I know peace jewelry reminds some people of a turbulent time in the 70s, but it reminds me that peace is mine whenever I need it.

You can make these peace sign earrings in 10 minutes. If you have never made jewelry before, you can make these in 10 minutes. If you have made a zillions pieces of jewelry, you can make these in 10 minutes. No tools are required but a pair of scissors.

You need:

  • 2 peace sign charms: any color, any size
  • 2 beads: any color, any size (I had these gorgeous jasper beads. Use any beads that make you happy)
  • 2 ear wires: any color
  • 8″ of embroidery floss: any color
  • scissors
  • clear drying glue (optional)


10 minutes. Start now:

1. Separate the floss so you have two pieces of three strands each. String a charm to the center of one piece and tie a knot to hold it in place.

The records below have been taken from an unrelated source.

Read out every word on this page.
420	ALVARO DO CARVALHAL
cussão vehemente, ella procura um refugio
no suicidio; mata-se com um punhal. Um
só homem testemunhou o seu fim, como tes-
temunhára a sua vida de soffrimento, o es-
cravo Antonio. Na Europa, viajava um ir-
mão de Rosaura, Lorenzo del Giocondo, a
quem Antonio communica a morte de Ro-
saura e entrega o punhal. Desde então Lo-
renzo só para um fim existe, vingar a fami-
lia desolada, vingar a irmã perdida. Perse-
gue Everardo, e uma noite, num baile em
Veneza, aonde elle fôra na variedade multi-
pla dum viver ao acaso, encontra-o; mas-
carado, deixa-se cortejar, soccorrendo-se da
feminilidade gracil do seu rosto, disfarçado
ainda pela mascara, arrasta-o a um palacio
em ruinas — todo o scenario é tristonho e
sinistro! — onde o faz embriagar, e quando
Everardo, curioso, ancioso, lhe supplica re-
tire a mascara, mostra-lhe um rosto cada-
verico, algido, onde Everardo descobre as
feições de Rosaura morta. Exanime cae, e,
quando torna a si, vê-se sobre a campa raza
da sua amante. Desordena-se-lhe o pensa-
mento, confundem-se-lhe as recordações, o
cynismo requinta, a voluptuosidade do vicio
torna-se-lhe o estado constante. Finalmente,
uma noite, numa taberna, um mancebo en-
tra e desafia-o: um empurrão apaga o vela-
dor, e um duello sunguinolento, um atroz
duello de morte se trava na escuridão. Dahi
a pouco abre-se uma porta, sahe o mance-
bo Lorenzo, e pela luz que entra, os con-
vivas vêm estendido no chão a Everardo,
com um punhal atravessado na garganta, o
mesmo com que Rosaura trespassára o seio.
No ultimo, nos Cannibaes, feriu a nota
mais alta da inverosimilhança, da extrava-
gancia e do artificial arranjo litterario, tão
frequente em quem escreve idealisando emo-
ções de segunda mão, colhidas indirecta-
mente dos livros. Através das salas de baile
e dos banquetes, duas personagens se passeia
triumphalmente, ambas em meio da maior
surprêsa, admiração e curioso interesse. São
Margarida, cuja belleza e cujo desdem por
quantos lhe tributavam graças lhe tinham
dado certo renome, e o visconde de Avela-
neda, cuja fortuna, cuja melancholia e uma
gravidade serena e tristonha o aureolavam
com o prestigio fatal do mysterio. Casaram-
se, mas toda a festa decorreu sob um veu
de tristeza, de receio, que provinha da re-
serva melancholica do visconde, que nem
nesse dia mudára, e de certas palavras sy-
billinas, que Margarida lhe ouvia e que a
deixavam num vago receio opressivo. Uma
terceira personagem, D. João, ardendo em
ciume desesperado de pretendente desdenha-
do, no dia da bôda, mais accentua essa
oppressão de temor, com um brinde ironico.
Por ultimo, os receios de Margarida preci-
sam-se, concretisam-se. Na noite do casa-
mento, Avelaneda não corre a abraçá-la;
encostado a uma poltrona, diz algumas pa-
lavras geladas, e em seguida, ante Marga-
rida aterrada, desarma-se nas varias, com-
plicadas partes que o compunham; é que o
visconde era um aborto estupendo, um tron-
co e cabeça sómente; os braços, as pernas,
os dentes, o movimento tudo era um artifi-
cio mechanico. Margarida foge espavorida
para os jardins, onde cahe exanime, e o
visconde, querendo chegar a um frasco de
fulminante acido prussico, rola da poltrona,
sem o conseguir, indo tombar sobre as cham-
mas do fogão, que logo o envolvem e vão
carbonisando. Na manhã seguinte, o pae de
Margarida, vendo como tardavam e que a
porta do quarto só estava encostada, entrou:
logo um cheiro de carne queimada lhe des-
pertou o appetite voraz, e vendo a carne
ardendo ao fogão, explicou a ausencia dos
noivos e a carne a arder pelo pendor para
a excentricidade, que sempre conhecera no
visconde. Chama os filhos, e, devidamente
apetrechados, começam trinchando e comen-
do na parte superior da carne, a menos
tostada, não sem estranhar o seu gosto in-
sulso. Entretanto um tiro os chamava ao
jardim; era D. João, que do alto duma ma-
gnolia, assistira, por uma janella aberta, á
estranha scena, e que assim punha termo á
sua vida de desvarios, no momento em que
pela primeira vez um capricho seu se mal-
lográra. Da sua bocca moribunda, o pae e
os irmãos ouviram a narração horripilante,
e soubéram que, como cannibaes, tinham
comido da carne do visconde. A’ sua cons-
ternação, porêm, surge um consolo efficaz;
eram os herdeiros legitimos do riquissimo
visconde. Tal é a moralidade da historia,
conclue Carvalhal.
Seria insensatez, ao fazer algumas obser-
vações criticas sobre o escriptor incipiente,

2. Hold both ends of the floss together. String a bead over both.


3. Separate the floss pieces. Slide an ear wire over one piece. Knot floss ends together, keeping the ear wire close to the bead.


4. Trim the ends of the floss.

Repeat steps 1-4 to make the other earring. You can add a tiny drop of glue, if you want, on the knot at the ear wire. Use jewelry glue or any glue that dries clear.

You’re done!

Do you have a favorite story of personal peace from the bible? Who and what is it about? Share!